On these sites, the median scroll depth is slightly greater—most people get to 60 percent of the article rather than the 50 percent they reach on Slate pages. On the other hand, on these pages a higher share of people—10 percent—never scroll. In general, though, the story across the Web is similar to the story at Slate: Few people are making it to the end, and a surprisingly large number aren’t giving articles any chance at all.

We’re getting deep on the page here, so basically only my mom is still reading this. (Thanks, Mom!) But let’s talk about how scroll depth relates to sharing. I asked Schwartz if he could tell me whether people who are sharing links to articles on social networks are likely to have read the pieces they’re sharing.


12 thoughts on “You Won’t Finish This Article

  1. And did Schwartz provide you with an answer? My blog is in short segments relating to each day but is long when it comes out on a weekly basis. I’ve long thought that many just look at the photographs or the music and skim the rest. They miss salient points or the humour of something. Given a report like this it looks like I should either post daily or decrease the size of the weekly post.
    People even if they don’t lead busy lives like to give themselves time to respond in case things become busy. That may account for the lack of attention and a skip to the end.


  2. I agree about breaking any post into short, easy to read segments. If you look at my posts you will also notice I tend to have relatively short paragraphs. This makes them easy on the eye too.

    I introduced this style of presentation when I received a comment from someone with Dyslexia, they said they found it difficult to read many blogs and sites because of the constant string of words.
    That got me thinking about others too, failing eyesight, poor education, etc.

    I also now leave larger spaces between paragraphs, such as in this reply. Doing so does not alienate the able reader, but helps those who struggle become inclusive in my writings.

    I know myself, from reading an awful lot of blogs & other online ‘stuff’, that some are so compressed it make them difficult to follow. So, maybe if we wish to hold the interest of our readers thet the presentaion, along with great content is the key?

    Back to you, David!


  3. I agree with your post. In fact, I am guilty of (sometimes) scrolling without fully reading an article, or sharing after reading a few good points but not the full text. But, just to prove to myself that I could stick it out, I read your entire article. Great post! Sharing … now that I’ve read it all 🙂


  4. This proves what newspaper (remember them?) editors have known all along. It explains why the lead paragraph tells the story, the middle is more in-depth description of what’s already been said, and when there are space constraints—they cut from the end of the article because they know many readers won’t get that far. Old-timers for the win!
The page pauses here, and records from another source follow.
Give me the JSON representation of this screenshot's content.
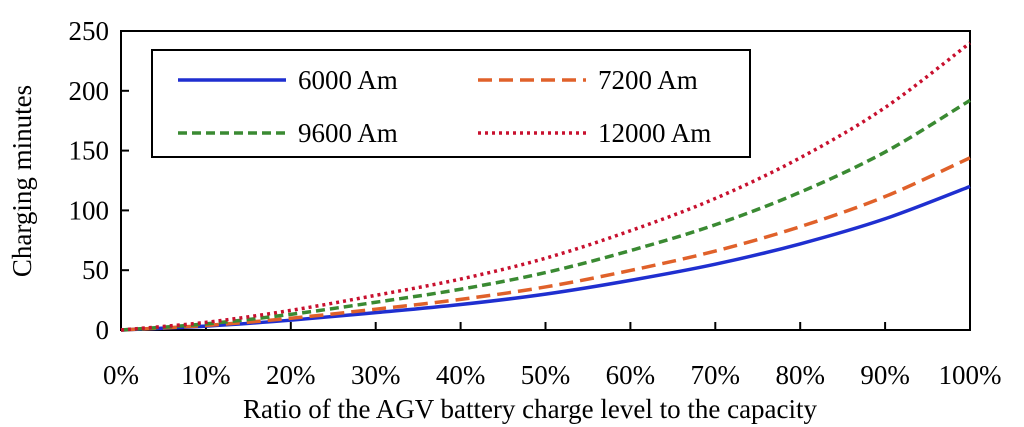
{
  "chart_data": {
    "type": "line",
    "title": "",
    "xlabel": "Ratio of the AGV battery charge level to the capacity",
    "ylabel": "Charging minutes",
    "x": [
      0,
      0.1,
      0.2,
      0.3,
      0.4,
      0.5,
      0.6,
      0.7,
      0.8,
      0.9,
      1.0
    ],
    "xlim": [
      0,
      1
    ],
    "ylim": [
      0,
      250
    ],
    "x_tick_labels": [
      "0%",
      "10%",
      "20%",
      "30%",
      "40%",
      "50%",
      "60%",
      "70%",
      "80%",
      "90%",
      "100%"
    ],
    "y_tick_labels": [
      "0",
      "50",
      "100",
      "150",
      "200",
      "250"
    ],
    "y_ticks": [
      0,
      50,
      100,
      150,
      200,
      250
    ],
    "grid": false,
    "legend_position": "top-left",
    "series": [
      {
        "name": "6000 Am",
        "color": "#1f2fd0",
        "style": "solid",
        "values": [
          0,
          3.2,
          8.2,
          14.5,
          21.3,
          30.0,
          41.5,
          55.0,
          72.0,
          93.0,
          120.0
        ]
      },
      {
        "name": "7200 Am",
        "color": "#e0612a",
        "style": "dashed",
        "values": [
          0,
          3.8,
          9.8,
          17.4,
          25.6,
          36.0,
          49.8,
          66.0,
          86.4,
          111.6,
          144.0
        ]
      },
      {
        "name": "9600 Am",
        "color": "#3a8a32",
        "style": "short-dashed",
        "values": [
          0,
          5.1,
          13.1,
          23.2,
          34.1,
          48.0,
          66.4,
          88.0,
          115.2,
          148.8,
          192.0
        ]
      },
      {
        "name": "12000 Am",
        "color": "#c8102e",
        "style": "dotted",
        "values": [
          0,
          6.4,
          16.4,
          29.0,
          42.6,
          60.0,
          83.0,
          110.0,
          144.0,
          186.0,
          240.0
        ]
      }
    ]
  }
}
  5. I stuck it out to the last sentence (Hi Paul’s Mom) and have to admit I scroll through to the end on long posts if they are not broken up. I never, ever share anything I haven’t fully read, though. I only share what I think others will find helpful or interesting.

    Liked by 1 person

  6. The novel I just finished writing is broken up not into chapters but short scenes. Attention spans are shorter today and even in long-form, short chapters or scenes can provide the reader with useful breaks.


  7. I am a skimmer by nature, but I will “like” a post for later full-size viewing… I hope later comes soon.
    I prefer short and sweet to long and drawn out.
    But I will read a loooong article IF it keeps my interest.
    This article was boring to me (too wordy) but I did read it all. ~go me


    1. I agree about the length.
      I re-posted though because the truth about how we are adapting our reading habits… (read ‘intake of information’) to adapt to technology.
      I too have many articles I am waiting to come back to… still!